Quelques temps après, son discours de Montigny-lès-Cormeilles, le secrétaire général du PCF en remet une couche dans un discours qui est sans ambiguïté sur la ligne adoptée : « Nous posons le problème de l’immigration, ce serait pour favoriser le racisme ; nous menons la lutte contre la drogue, ce serait parce que nous ne voulons pas combattre l’alcoolisme prise par notre clientèle (…). Pour la jeunesse, je choisis l’étude, le sport, la lutte et non la drogue (…). Alors, comme l’autre jour un dirigeant socialiste, ils crient tous en chœur : « pétainisme ! » Quelle honte, quelle idée lamentable ces gens-la se font des travailleurs (…). Je le dis avec toute la force de mon indignation, de telles attaques ne déshonorent que leurs auteurs et ils ne méritent que le mépris ».

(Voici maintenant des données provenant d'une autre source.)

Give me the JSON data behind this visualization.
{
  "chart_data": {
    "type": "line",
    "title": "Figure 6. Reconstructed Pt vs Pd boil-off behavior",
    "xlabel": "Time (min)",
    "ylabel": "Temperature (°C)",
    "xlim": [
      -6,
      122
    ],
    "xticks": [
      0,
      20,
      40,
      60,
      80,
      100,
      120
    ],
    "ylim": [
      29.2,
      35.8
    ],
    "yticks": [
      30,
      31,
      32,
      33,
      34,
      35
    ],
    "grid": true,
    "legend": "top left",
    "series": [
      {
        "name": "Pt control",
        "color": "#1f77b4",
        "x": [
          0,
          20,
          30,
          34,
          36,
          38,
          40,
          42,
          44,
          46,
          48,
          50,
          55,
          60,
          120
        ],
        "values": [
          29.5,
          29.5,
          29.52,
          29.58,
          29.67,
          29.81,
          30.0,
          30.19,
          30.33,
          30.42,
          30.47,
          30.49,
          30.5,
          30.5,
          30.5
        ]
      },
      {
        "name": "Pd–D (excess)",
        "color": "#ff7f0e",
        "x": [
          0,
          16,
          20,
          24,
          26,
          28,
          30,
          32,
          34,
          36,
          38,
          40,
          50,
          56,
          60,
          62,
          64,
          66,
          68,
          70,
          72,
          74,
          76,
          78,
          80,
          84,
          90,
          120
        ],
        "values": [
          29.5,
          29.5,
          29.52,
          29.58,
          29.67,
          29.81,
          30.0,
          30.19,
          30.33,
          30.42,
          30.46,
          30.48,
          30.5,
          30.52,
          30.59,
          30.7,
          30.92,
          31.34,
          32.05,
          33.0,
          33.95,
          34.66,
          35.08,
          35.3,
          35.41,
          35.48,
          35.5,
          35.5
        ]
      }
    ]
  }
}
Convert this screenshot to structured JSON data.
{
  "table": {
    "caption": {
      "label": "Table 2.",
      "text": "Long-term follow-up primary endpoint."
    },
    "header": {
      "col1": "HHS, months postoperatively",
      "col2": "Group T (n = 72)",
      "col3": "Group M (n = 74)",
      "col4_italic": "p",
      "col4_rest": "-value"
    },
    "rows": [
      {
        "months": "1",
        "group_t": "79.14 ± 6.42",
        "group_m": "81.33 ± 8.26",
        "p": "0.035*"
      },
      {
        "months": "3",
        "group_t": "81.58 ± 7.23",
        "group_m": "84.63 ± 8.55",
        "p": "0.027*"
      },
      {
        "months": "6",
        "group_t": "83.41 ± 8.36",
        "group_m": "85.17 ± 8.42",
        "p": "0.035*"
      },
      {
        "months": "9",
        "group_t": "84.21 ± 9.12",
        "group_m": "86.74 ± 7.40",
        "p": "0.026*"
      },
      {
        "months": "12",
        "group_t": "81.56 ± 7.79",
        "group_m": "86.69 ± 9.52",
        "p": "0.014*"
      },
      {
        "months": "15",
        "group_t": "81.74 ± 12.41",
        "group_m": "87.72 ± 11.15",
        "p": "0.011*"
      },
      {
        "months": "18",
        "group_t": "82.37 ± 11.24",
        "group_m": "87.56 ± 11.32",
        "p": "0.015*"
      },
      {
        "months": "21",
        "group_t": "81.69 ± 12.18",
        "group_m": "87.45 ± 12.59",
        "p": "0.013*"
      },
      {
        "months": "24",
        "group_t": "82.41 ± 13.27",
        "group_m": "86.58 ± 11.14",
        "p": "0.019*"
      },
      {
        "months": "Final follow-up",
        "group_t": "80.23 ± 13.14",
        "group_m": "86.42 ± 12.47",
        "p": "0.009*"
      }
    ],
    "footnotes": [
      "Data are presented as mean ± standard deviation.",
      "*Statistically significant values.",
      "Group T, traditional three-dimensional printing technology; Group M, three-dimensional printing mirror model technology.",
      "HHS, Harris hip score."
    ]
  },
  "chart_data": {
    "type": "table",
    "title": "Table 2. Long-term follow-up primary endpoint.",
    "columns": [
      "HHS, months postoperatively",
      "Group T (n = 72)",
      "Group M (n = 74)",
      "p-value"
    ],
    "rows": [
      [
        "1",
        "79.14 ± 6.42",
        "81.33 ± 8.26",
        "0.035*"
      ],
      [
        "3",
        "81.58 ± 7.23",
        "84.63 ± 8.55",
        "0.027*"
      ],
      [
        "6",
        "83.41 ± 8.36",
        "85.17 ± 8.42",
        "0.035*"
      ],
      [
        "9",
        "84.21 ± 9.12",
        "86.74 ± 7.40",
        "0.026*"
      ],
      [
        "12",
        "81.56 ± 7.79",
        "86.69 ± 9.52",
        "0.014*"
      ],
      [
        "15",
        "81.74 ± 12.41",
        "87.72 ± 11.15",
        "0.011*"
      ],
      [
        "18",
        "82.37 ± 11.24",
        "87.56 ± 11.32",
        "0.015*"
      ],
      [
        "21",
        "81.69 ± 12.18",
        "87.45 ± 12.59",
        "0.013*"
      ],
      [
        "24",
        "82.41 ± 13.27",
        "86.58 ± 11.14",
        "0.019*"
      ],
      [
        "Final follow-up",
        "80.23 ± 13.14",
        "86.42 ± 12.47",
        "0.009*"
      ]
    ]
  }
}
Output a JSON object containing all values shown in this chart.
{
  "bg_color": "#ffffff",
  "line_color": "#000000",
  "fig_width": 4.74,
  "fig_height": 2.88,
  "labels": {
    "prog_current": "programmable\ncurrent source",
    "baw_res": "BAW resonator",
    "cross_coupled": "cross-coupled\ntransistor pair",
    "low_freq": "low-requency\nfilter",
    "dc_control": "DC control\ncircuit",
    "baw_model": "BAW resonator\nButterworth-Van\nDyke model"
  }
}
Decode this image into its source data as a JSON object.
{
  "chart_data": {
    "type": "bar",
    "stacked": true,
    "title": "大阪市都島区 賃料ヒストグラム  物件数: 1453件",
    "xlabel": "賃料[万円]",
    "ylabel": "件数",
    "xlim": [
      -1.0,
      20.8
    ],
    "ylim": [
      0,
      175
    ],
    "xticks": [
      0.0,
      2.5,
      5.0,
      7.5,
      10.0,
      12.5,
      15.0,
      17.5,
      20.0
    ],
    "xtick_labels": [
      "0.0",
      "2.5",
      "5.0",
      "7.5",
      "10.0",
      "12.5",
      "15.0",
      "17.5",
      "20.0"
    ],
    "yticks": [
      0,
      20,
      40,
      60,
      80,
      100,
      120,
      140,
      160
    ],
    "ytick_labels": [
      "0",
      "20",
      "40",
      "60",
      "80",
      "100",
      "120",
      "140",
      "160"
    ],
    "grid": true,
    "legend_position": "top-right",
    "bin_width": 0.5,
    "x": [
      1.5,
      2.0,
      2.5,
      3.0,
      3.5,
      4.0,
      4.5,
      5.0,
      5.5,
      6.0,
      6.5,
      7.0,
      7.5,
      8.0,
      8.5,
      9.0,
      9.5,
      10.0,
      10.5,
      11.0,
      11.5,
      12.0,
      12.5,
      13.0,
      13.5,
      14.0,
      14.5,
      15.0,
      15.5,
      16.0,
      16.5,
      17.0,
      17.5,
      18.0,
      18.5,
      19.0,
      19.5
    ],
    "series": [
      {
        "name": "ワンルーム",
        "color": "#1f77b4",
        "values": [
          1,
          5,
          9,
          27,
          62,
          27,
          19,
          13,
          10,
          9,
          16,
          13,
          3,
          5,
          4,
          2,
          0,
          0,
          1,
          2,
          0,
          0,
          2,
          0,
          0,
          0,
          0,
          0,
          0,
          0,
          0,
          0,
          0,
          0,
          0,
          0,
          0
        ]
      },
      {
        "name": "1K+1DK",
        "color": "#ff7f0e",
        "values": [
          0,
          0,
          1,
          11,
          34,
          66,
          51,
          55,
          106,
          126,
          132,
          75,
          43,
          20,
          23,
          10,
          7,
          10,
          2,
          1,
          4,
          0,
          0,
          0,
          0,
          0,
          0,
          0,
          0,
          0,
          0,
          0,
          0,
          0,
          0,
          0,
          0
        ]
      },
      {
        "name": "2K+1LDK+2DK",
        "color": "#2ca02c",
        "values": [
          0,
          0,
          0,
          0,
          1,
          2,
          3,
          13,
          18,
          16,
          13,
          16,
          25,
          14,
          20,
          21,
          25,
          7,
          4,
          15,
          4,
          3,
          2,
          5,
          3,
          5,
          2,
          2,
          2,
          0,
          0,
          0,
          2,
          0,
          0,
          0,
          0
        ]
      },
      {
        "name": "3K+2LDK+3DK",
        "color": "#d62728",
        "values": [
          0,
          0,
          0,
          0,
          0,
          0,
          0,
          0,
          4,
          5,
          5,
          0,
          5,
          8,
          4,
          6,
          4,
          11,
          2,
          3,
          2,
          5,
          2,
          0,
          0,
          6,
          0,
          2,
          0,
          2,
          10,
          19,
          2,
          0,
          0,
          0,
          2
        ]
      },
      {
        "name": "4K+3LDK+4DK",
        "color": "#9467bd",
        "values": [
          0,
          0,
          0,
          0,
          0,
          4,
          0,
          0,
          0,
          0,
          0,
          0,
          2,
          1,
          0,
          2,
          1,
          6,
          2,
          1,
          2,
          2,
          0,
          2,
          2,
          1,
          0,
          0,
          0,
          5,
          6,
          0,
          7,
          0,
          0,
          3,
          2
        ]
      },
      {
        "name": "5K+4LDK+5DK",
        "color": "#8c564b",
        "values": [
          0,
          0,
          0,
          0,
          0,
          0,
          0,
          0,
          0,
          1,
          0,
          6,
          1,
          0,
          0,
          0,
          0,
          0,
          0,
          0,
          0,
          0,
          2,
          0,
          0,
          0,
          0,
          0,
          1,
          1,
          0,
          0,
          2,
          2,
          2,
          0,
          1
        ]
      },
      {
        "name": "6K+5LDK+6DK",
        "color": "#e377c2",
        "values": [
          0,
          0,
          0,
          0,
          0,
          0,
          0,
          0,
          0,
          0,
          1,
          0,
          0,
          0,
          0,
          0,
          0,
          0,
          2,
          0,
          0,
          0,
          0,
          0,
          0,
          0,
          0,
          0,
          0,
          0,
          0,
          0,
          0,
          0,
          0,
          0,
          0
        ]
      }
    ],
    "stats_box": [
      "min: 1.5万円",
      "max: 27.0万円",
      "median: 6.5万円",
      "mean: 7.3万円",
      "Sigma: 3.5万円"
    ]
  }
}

Alliant les thèmes des difficultés liées au logement dans les banlieues, de la drogue et de l’immigration, le PCF servait au début des années 1980 une soupe à l’arrière goût raciste avec un relent nationaliste certain. Tout en prétendant mener un guerre au patronat, le PCF en reprenait pourtant les mots d’ordre en opposant travailleurs français et immigrés dans les cités, allant à l’encontre de ses déclarations d’intentions sur l’unité de tous les travailleurs quelles que soient leurs origines. Le PCF se livrait alors aux mêmes exactions que l’extrême droite contre les immigrés.